Introduction
Screenpipe continuously records your screen and microphone on your local machine, then indexes everything with OCR and speech-to-text. The resulting data is exposed via a local API that AI agents can query to understand what you have been doing, enabling context-aware automation without cloud dependency.
What Screenpipe Does
- Captures screen frames at configurable intervals with OCR extraction
- Records audio and transcribes speech to text locally
- Stores all data in a local SQLite database
- Exposes a REST API for searching and retrieving captured context
- Enables AI agents to act based on what you see and hear
Architecture Overview
Screenpipe runs as a background daemon written in Rust. A capture pipeline grabs screen frames and audio buffers, feeds them through OCR (via platform-native engines) and Whisper-based STT models, then stores structured results in a local SQLite database. A built-in HTTP server exposes search and retrieval endpoints. Plugins can subscribe to real-time events for immediate agent triggers.
Self-Hosting & Configuration
- Install via the one-line script or download binaries from Releases
- All data remains on your machine in ~/.screenpipe
- Configure capture resolution, FPS, and audio device in config.toml
- Set retention policies to auto-delete data older than N days
- Runs on macOS, Linux, and Windows
Key Features
- Fully local processing with no data leaving your machine
- Combined screen OCR and audio transcription in one tool
- Plugin system for triggering custom actions on captured events
- REST API for integration with any AI agent or automation
- Low CPU overhead through smart frame-diffing and batched processing
Comparison with Similar Tools
- Rewind.ai — macOS-only closed source; Screenpipe is open source and cross-platform
- Windows Recall — OS-level feature limited to Windows; Screenpipe works everywhere
- anarlog — meeting-focused note-taking; Screenpipe captures all screen activity continuously
- OpenRecall — similar concept but less actively maintained
- ActivityWatch — tracks app usage time; Screenpipe captures actual content via OCR
FAQ
Q: How much disk space does continuous recording use? A: With default settings (1 FPS, compressed), roughly 2-5 GB per day depending on screen resolution and audio duration.

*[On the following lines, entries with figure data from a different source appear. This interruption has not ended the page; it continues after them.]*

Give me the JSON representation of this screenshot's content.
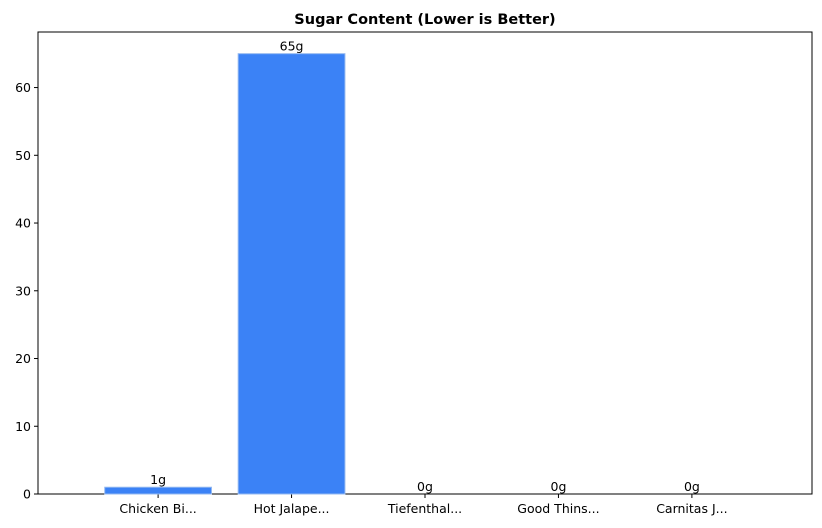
{
  "chart_data": {
    "type": "bar",
    "title": "Sugar Content (Lower is Better)",
    "xlabel": "",
    "ylabel": "",
    "categories": [
      "Chicken Bi...",
      "Hot Jalape...",
      "Tiefenthal...",
      "Good Thins...",
      "Carnitas J..."
    ],
    "values": [
      1,
      65,
      0,
      0,
      0
    ],
    "value_labels": [
      "1g",
      "65g",
      "0g",
      "0g",
      "0g"
    ],
    "ylim": [
      0,
      68.2
    ],
    "yticks": [
      0,
      10,
      20,
      30,
      40,
      50,
      60
    ],
    "bar_color": "#3b82f6",
    "bar_edge_color": "#93b8f0",
    "grid": false,
    "legend": "none"
  }
}
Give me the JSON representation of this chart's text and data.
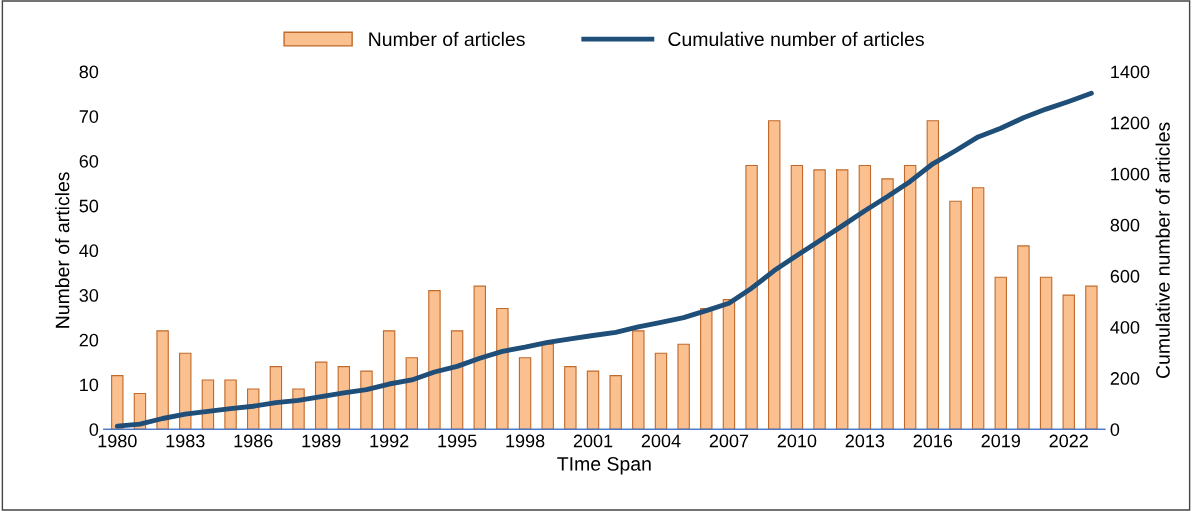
{
  "chart_data": {
    "type": "bar",
    "xlabel": "TIme Span",
    "ylabel": "Number of articles",
    "y2label": "Cumulative number of articles",
    "categories": [
      "1980",
      null,
      null,
      "1983",
      null,
      null,
      "1986",
      null,
      null,
      "1989",
      null,
      null,
      "1992",
      null,
      null,
      "1995",
      null,
      null,
      "1998",
      null,
      null,
      "2001",
      null,
      null,
      "2004",
      null,
      null,
      "2007",
      null,
      null,
      "2010",
      null,
      null,
      "2013",
      null,
      null,
      "2016",
      null,
      null,
      "2019",
      null,
      null,
      "2022",
      null
    ],
    "series": [
      {
        "name": "Number of articles",
        "color": "#fac090",
        "values": [
          12,
          8,
          22,
          17,
          11,
          11,
          9,
          14,
          9,
          15,
          14,
          13,
          22,
          16,
          31,
          22,
          32,
          27,
          16,
          19,
          14,
          13,
          12,
          22,
          17,
          19,
          27,
          29,
          59,
          69,
          59,
          58,
          58,
          59,
          56,
          59,
          69,
          51,
          54,
          34,
          41,
          34,
          30,
          32
        ]
      },
      {
        "name": "Cumulative number of articles",
        "type": "line",
        "axis": "y2",
        "color": "#1f4e79",
        "values": [
          12,
          20,
          42,
          59,
          70,
          81,
          90,
          104,
          113,
          128,
          142,
          155,
          177,
          193,
          224,
          246,
          278,
          305,
          321,
          340,
          354,
          367,
          379,
          401,
          418,
          437,
          464,
          493,
          552,
          621,
          680,
          738,
          796,
          855,
          911,
          970,
          1039,
          1090,
          1144,
          1178,
          1219,
          1253,
          1283,
          1315
        ]
      }
    ],
    "ylim": [
      0,
      80
    ],
    "yticks": [
      0,
      10,
      20,
      30,
      40,
      50,
      60,
      70,
      80
    ],
    "y2lim": [
      0,
      1400
    ],
    "y2ticks": [
      0,
      200,
      400,
      600,
      800,
      1000,
      1200,
      1400
    ],
    "grid": false,
    "legend": "top",
    "marker": "none",
    "line_style": "solid"
  }
}
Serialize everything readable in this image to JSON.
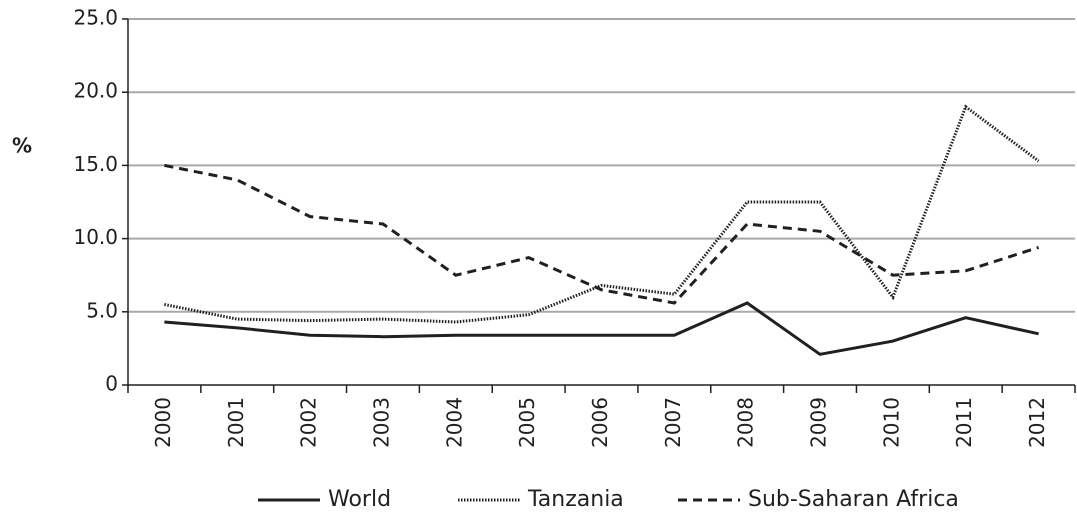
{
  "chart_data": {
    "type": "line",
    "y_label": "%",
    "categories": [
      "2000",
      "2001",
      "2002",
      "2003",
      "2004",
      "2005",
      "2006",
      "2007",
      "2008",
      "2009",
      "2010",
      "2011",
      "2012"
    ],
    "series": [
      {
        "name": "World",
        "color": "#231f20",
        "line_style": "solid",
        "values": [
          4.3,
          3.9,
          3.4,
          3.3,
          3.4,
          3.4,
          3.4,
          3.4,
          5.6,
          2.1,
          3.0,
          4.6,
          3.5
        ]
      },
      {
        "name": "Tanzania",
        "color": "#231f20",
        "line_style": "dotted",
        "values": [
          5.5,
          4.5,
          4.4,
          4.5,
          4.3,
          4.8,
          6.8,
          6.2,
          12.5,
          12.5,
          6.0,
          19.0,
          15.3
        ]
      },
      {
        "name": "Sub-Saharan Africa",
        "color": "#231f20",
        "line_style": "dashed",
        "values": [
          15.0,
          14.0,
          11.5,
          11.0,
          7.5,
          8.7,
          6.5,
          5.6,
          11.0,
          10.5,
          7.5,
          7.8,
          9.4
        ]
      }
    ],
    "ylim": [
      0,
      25
    ],
    "yticks": [
      0,
      {
        "value": 5,
        "label": "5.0"
      },
      {
        "value": 10,
        "label": "10.0"
      },
      {
        "value": 15,
        "label": "15.0"
      },
      {
        "value": 20,
        "label": "20.0"
      },
      {
        "value": 25,
        "label": "25.0"
      }
    ],
    "grid": true,
    "legend": "bottom"
  }
}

Q: Does it impact system performance? A: Minimal. Frame diffing skips duplicate captures, and transcription runs in batched background threads.
Q: Can I query it from Claude Code or other AI agents? A: Yes. The REST API is agent-friendly and returns structured JSON with timestamps and content.
Q: Is the audio recording always on? A: You control which audio devices are recorded and can pause capture at any time.